A study released in March by the journal Science, found the travel restrictions imposed on the city only delayed the overall epidemic progression by three to five days in the Chinese mainland.
Other studies have proven the lockdown only allowed the virus to spread unimpeded within Wuhan itself. A December report from the Chinese Center for Disease Control and Prevention suggests nearly half a million people may have been infected — almost 10 times the official case tally of 50,355. The study was conducted about a month after the virus was initially contained.
Doubt on where the coronavirus initially came from has also emerged, including from Beijing, which has now focused its blame on frozen food imports from overseas. The claims have been disputed by countries with trade ties to China, including Canada.
Suggestions that the virus originated in the very Wuhan lab that first studied and identified it have been promoted by former U.S. president Donald Trump and his administration, leading to conspiracy theories that China unleashed COVID-19 on the world intentionally.
A World Health Organization-backed team of medical experts has now travelled to Wuhan to try and find answers. They will analyze data from local labs and scientists as well as visit key sites like the now-closed wet market believed to be the origin point, though there have been clashes over how much access China is willing to give.
In the background, the virus continues to rage, popping up in pockets of China and sparking scares of fresh outbreaks in Wuhan itself. In June, the city tested 10 million people in a matter of days after new cases were detected, one of several mass testing programs run by the country.

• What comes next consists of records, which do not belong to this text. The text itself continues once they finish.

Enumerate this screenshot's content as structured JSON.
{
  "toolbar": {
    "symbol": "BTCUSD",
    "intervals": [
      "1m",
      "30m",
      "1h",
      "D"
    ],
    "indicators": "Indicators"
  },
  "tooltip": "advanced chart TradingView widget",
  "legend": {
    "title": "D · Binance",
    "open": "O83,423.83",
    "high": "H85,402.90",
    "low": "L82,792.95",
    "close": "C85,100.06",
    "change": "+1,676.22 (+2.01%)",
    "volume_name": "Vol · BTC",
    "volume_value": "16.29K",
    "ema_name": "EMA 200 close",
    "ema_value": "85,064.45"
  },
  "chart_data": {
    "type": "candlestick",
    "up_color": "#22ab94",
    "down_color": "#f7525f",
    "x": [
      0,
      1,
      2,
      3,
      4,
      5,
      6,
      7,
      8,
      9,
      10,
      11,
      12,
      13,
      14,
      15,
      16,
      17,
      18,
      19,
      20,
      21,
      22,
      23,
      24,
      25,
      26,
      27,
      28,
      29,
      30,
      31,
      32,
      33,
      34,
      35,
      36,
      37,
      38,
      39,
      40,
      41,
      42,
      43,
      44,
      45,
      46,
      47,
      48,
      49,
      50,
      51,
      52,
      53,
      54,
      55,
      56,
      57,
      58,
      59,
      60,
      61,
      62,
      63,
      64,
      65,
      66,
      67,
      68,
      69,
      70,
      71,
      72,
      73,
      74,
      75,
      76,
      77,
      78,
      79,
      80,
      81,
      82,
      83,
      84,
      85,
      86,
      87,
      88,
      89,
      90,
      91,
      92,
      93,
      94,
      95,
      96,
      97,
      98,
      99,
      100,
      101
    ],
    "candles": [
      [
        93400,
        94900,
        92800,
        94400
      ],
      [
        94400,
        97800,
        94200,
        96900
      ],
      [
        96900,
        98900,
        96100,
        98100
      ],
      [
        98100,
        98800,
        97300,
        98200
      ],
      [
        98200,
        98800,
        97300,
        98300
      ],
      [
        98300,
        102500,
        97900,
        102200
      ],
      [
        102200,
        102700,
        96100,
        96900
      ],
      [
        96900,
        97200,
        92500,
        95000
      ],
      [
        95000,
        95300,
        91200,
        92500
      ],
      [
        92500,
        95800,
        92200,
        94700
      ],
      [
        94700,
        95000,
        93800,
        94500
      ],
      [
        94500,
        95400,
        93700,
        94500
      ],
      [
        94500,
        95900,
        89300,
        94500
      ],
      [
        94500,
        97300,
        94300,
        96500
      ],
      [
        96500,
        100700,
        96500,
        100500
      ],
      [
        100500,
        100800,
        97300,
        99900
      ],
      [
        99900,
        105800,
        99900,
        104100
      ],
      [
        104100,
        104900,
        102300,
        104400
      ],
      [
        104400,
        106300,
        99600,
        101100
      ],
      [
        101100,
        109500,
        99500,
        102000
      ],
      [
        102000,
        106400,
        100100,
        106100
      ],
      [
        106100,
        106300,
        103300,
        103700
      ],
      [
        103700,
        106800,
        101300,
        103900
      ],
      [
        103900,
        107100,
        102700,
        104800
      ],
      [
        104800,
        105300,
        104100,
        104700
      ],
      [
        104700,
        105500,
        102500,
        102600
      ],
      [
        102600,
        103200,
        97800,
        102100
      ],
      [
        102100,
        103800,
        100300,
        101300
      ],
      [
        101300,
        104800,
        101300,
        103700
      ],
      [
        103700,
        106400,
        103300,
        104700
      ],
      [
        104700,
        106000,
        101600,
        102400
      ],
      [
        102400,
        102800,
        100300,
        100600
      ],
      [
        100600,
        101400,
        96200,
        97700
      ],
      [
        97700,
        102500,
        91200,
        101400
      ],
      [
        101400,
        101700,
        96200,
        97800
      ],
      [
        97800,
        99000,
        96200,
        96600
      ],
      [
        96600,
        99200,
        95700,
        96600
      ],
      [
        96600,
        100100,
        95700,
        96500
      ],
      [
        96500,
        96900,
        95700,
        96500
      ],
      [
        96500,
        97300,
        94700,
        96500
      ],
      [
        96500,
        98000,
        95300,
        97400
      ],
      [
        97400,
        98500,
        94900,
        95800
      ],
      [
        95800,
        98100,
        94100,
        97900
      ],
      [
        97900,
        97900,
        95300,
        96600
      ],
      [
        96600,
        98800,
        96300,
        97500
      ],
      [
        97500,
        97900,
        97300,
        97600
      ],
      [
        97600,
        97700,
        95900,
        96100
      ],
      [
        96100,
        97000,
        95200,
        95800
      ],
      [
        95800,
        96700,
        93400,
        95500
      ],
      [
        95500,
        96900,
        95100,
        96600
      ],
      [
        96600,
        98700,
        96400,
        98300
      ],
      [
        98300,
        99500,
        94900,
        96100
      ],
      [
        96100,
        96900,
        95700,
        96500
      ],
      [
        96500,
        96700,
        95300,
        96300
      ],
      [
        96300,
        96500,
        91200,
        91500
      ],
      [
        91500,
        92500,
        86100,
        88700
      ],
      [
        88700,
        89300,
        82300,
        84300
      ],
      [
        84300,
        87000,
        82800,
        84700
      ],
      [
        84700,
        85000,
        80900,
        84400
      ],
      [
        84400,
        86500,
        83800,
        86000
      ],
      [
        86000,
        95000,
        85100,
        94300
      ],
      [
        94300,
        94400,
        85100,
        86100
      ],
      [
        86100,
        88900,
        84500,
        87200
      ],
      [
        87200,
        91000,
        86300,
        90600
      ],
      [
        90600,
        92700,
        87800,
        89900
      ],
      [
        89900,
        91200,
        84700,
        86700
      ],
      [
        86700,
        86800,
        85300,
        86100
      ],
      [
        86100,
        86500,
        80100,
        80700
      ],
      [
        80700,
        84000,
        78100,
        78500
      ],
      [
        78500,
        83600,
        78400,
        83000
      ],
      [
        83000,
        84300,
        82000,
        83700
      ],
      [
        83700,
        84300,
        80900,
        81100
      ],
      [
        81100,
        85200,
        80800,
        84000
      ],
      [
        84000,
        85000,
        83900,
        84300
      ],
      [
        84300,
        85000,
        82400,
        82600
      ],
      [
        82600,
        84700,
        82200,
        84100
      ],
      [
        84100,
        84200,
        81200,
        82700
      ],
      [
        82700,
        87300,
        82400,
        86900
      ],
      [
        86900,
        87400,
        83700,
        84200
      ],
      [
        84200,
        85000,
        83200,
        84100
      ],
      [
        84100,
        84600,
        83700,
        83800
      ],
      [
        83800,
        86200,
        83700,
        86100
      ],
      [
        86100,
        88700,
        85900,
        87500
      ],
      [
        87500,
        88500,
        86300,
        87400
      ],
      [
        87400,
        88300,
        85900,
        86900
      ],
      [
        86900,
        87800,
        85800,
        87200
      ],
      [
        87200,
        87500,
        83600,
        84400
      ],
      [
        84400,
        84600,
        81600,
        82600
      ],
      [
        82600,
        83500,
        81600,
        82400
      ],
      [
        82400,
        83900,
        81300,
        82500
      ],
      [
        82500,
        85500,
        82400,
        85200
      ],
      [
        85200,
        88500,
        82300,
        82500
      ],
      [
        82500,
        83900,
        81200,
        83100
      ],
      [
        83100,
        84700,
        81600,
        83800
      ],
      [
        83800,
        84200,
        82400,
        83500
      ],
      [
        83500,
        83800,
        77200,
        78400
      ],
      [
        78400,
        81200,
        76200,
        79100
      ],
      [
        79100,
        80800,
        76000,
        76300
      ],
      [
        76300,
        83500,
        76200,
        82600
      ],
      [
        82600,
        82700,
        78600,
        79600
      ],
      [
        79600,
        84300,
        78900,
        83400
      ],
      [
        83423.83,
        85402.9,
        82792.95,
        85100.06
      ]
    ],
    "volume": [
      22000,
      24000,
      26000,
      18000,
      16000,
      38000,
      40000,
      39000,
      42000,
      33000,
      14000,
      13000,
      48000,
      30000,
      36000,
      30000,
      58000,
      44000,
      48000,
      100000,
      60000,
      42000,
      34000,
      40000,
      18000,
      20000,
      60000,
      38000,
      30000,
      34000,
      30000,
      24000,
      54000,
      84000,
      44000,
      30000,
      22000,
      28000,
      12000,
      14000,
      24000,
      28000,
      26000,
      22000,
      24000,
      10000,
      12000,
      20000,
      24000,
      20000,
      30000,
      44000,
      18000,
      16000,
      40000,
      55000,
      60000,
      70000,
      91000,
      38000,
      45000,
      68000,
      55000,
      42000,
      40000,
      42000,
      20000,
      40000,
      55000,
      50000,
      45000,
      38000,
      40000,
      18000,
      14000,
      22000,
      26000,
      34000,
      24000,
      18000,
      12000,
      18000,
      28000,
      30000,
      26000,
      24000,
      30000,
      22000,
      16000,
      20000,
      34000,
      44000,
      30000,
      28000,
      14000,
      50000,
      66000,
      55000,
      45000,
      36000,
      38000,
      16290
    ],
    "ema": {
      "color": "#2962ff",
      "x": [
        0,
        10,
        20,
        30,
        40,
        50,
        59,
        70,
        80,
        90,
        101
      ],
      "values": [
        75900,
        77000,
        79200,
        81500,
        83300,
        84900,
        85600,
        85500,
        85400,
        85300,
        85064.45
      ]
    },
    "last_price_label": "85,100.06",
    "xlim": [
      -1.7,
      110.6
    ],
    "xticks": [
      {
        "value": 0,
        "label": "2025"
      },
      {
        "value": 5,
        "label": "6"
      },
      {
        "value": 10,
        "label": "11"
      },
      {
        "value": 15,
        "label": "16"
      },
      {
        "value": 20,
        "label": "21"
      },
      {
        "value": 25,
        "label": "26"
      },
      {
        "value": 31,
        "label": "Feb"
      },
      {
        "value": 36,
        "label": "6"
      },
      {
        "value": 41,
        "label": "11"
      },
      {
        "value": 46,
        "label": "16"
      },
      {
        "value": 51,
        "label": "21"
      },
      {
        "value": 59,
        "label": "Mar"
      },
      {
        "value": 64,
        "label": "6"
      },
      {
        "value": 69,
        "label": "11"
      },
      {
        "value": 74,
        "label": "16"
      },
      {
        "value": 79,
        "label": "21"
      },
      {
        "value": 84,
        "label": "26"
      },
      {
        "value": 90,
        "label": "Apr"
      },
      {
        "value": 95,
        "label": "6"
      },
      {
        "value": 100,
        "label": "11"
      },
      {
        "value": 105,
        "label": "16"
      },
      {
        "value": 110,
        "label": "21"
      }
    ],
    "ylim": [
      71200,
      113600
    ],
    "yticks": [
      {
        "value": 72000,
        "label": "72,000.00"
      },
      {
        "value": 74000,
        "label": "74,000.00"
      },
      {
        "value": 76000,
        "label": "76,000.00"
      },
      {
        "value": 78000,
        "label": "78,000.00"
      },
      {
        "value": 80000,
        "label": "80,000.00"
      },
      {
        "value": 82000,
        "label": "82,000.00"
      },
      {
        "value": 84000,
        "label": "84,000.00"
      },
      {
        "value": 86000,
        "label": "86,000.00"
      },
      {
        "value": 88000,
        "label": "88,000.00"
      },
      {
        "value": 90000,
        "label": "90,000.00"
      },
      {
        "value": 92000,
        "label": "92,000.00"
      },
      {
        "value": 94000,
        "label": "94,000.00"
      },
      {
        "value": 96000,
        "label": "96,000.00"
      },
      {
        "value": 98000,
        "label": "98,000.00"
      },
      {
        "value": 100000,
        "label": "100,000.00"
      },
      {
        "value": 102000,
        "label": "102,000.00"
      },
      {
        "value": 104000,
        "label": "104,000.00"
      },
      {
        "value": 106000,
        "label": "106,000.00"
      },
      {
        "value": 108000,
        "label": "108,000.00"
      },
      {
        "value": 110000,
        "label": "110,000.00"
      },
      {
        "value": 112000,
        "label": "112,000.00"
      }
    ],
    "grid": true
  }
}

Almost a year to the day after Wuhan was shut down, a new lockdown was mandated in the city of Langfang, southeast of Beijing, amid a spike in infections. Other neighbourhoods throughout the mainland, including in Beijing, have also been forced to curb activities.
Writing in her diary, Guo, the social worker, spoke in her final entry about how such actions will affect people in the long term, including those lucky enough not to get sick.
“It is difficult to articulate one’s psychological trauma in the immediate aftermath of a disaster, but its impact on a person’s life can be long-lasting,” she wrote.
“There is no reason our lives have to be monotonous. How would we experience the richness and colour of life otherwise?”